The biggest misconception? “That India’s story needs a Western saviour, or worse, Western validation,” he says. “That we’re a country of problems waiting to be solved with a little technology, some ‘empowerment’, and a slow-mo shot of a smiling child. But here’s the truth: India isn’t waiting to be saved. It’s moved on. Consumers here are proud, ambitious, deeply online, and fully capable of shaping their own narratives. What they want is representation not pity.
“So if your idea of creativity in India still starts with a dusty village and ends with a hopeful violin score, you’re not seeing India, you’re seeing a colonial hangover.”

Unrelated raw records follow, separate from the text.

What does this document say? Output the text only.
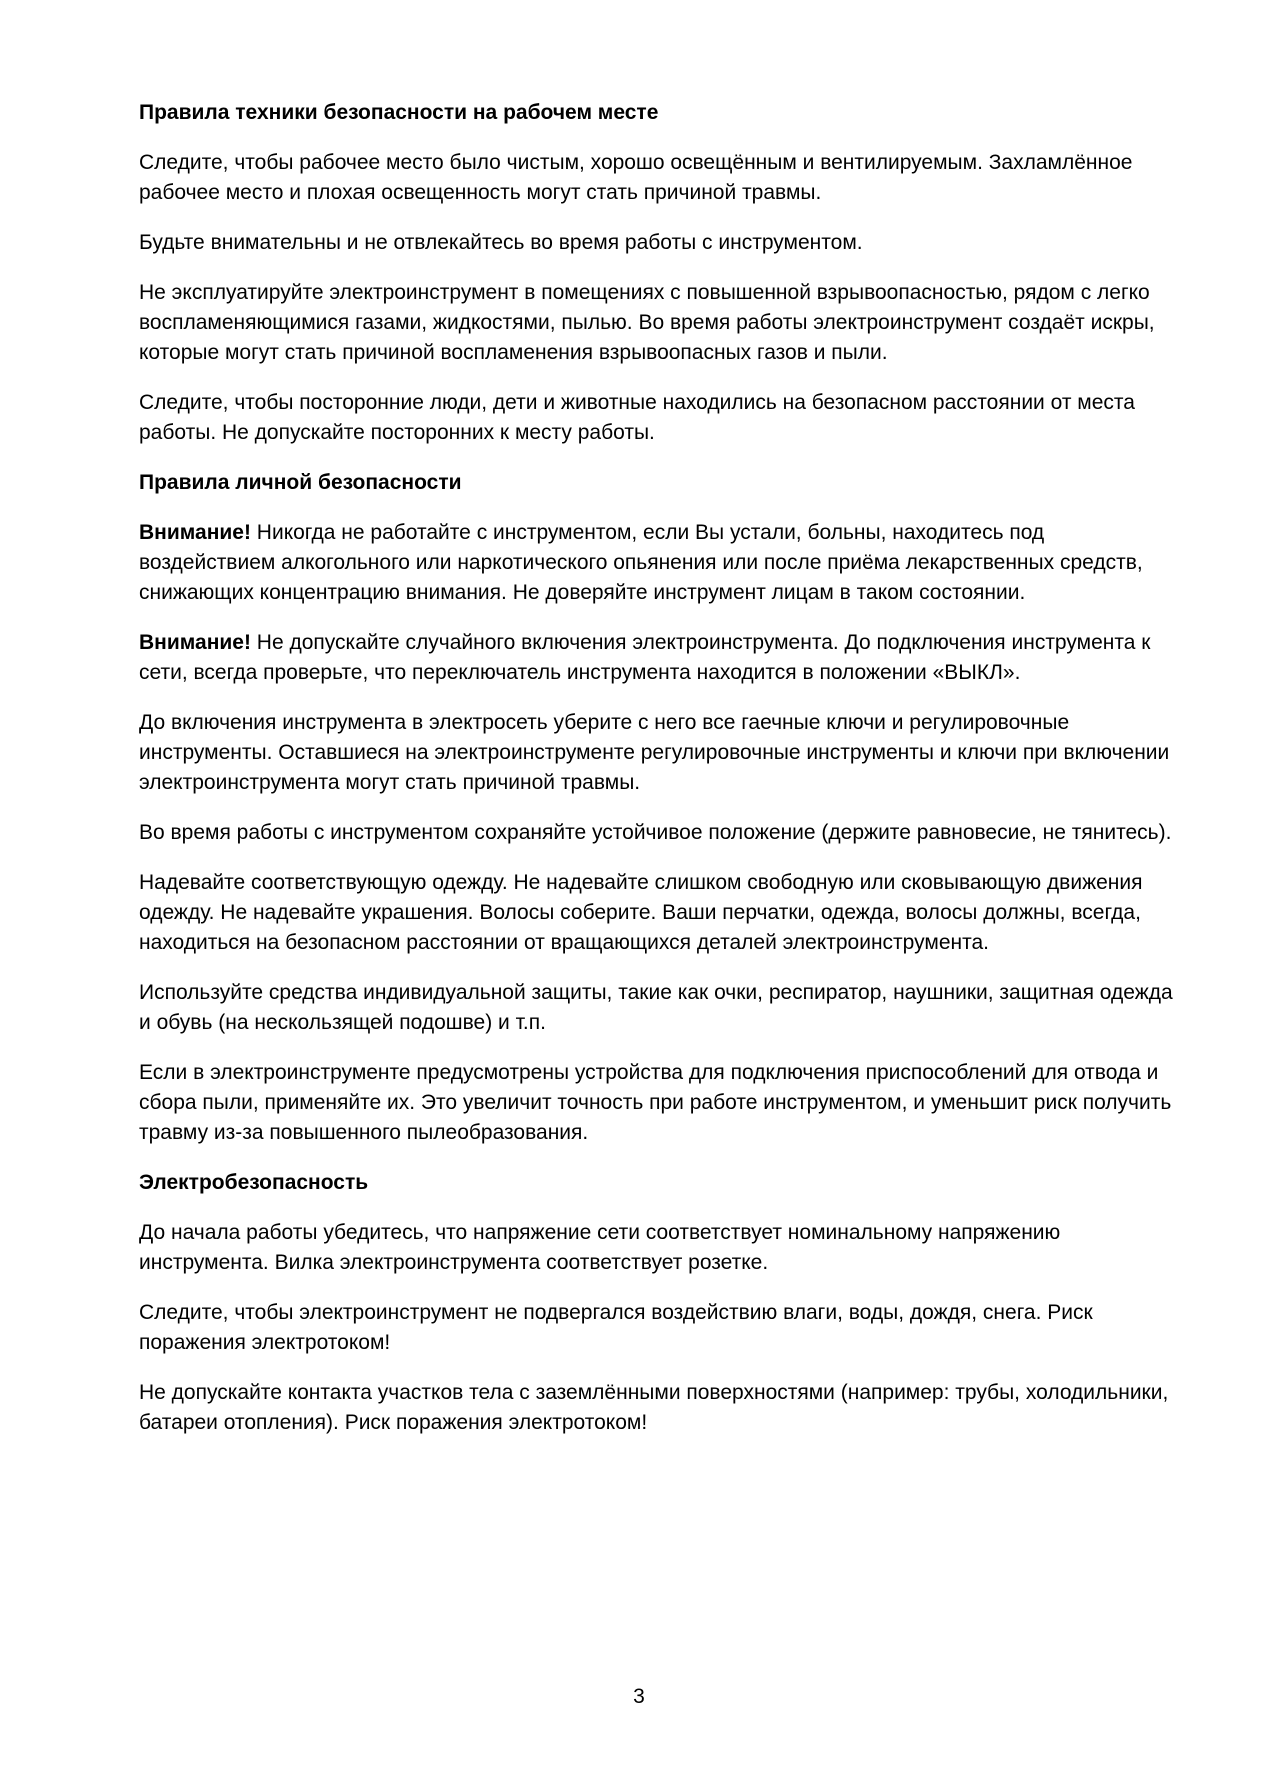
Правила техники безопасности на рабочем месте
Следите, чтобы рабочее место было чистым, хорошо освещённым и вентилируемым. Захламлённое рабочее место и плохая освещенность могут стать причиной травмы.
Будьте внимательны и не отвлекайтесь во время работы с инструментом.
Не эксплуатируйте электроинструмент в помещениях с повышенной взрывоопасностью, рядом с легко воспламеняющимися газами, жидкостями, пылью. Во время работы электроинструмент создаёт искры, которые могут стать причиной воспламенения взрывоопасных газов и пыли.
Следите, чтобы посторонние люди, дети и животные находились на безопасном расстоянии от места работы. Не допускайте посторонних к месту работы.
Правила личной безопасности
Внимание! Никогда не работайте с инструментом, если Вы устали, больны, находитесь под воздействием алкогольного или наркотического опьянения или после приёма лекарственных средств, снижающих концентрацию внимания. Не доверяйте инструмент лицам в таком состоянии.
Внимание! Не допускайте случайного включения электроинструмента. До подключения инструмента к сети, всегда проверьте, что переключатель инструмента находится в положении «ВЫКЛ».
До включения инструмента в электросеть уберите с него все гаечные ключи и регулировочные инструменты. Оставшиеся на электроинструменте регулировочные инструменты и ключи при включении электроинструмента могут стать причиной травмы.
Во время работы с инструментом сохраняйте устойчивое положение (держите равновесие, не тянитесь).
Надевайте соответствующую одежду. Не надевайте слишком свободную или сковывающую движения одежду. Не надевайте украшения. Волосы соберите. Ваши перчатки, одежда, волосы должны, всегда, находиться на безопасном расстоянии от вращающихся деталей электроинструмента.
Используйте средства индивидуальной защиты, такие как очки, респиратор, наушники, защитная одежда и обувь (на нескользящей подошве) и т.п.
Если в электроинструменте предусмотрены устройства для подключения приспособлений для отвода и сбора пыли, применяйте их. Это увеличит точность при работе инструментом, и уменьшит риск получить травму из-за повышенного пылеобразования.
Электробезопасность
До начала работы убедитесь, что напряжение сети соответствует номинальному напряжению инструмента. Вилка электроинструмента соответствует розетке.
Следите, чтобы электроинструмент не подвергался воздействию влаги, воды, дождя, снега. Риск поражения электротоком!
Не допускайте контакта участков тела с заземлёнными поверхностями (например: трубы, холодильники, батареи отопления). Риск поражения электротоком!
3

In order to better appreciate Indian advertising, Josy suggests leaning in and listening longer. “Looking beyond the gloss to the guts. Indian creativity is often not slick, but it’s soul-deep. There’s logic but also a lot of lived experience. And some of our best work doesn’t live on Cannes reels – it lives on WhatsApp, in street murals, in folk songs. If you want to understand Indian creativity, spend a day on a train.”
“We don’t expect the world to understand our work, not unless they’ve lived with it, or at least tried to,” Sai adds. “Much of India’s most compelling creative work isn’t designed to be universally digestible. It’s coded in language, place, ritual, rhythm. It lives in memes in Malayalam, audio notes in Haryanvi, and reels that remix folk songs with fintech. You may not ‘get it’ at first glance, because it wasn’t made for you.”
So, if the global creative community wants to appreciate this work, “it has to start by co-opting Indian voices (not non-resident Indians) into the rooms that evaluate, curate, and elevate creativity,” he says. “Don’t just decode our work, invite us to speak for it. Appreciation follows attention. And attention starts with inclusion.”
For brands, the biggest opportunities right now lie in the everyday, says Josy. “In solving real, local problems creatively. In designing for intent, not just identity. India is full of friction points – in education, gender, health, caste, tech access. And each one is a doorway for brands to create value – not just brand value, but human value.”
Sai pinpoints “the confluence of old and new” as India’s greatest creative tension of all. “We’re a country where tradition doesn’t get replaced, it gets repurposed. Where a grandmother’s ritual and a gen z’s fintech hack can live in the same ad, and feel completely natural. The smartest brands won’t pick between modern or cultural, they’ll learn how to fuse them, to create new behaviours that feel both future-facing and emotionally familiar. That’s where scale lives. That’s where trust gets built.
“We need to radically re-look at the reality that India isn’t just a business opportunity. India is a big creative opportunity. But too often, global brands treat it like a volume play: a test market for low-cost pilots, stripped-down product lines, or templated campaigns with dubbed voiceovers. That lens completely misses the point.”
He concludes: “If you’re not here to engage with India’s cultural complexity, its languages, rituals, contradictions, emotional truths, then you’re not really here. Because what India offers isn’t just scale. It’s a creative blueprint for the future. We’re not your experiment. We’re your next big idea, if you’re willing to listen.”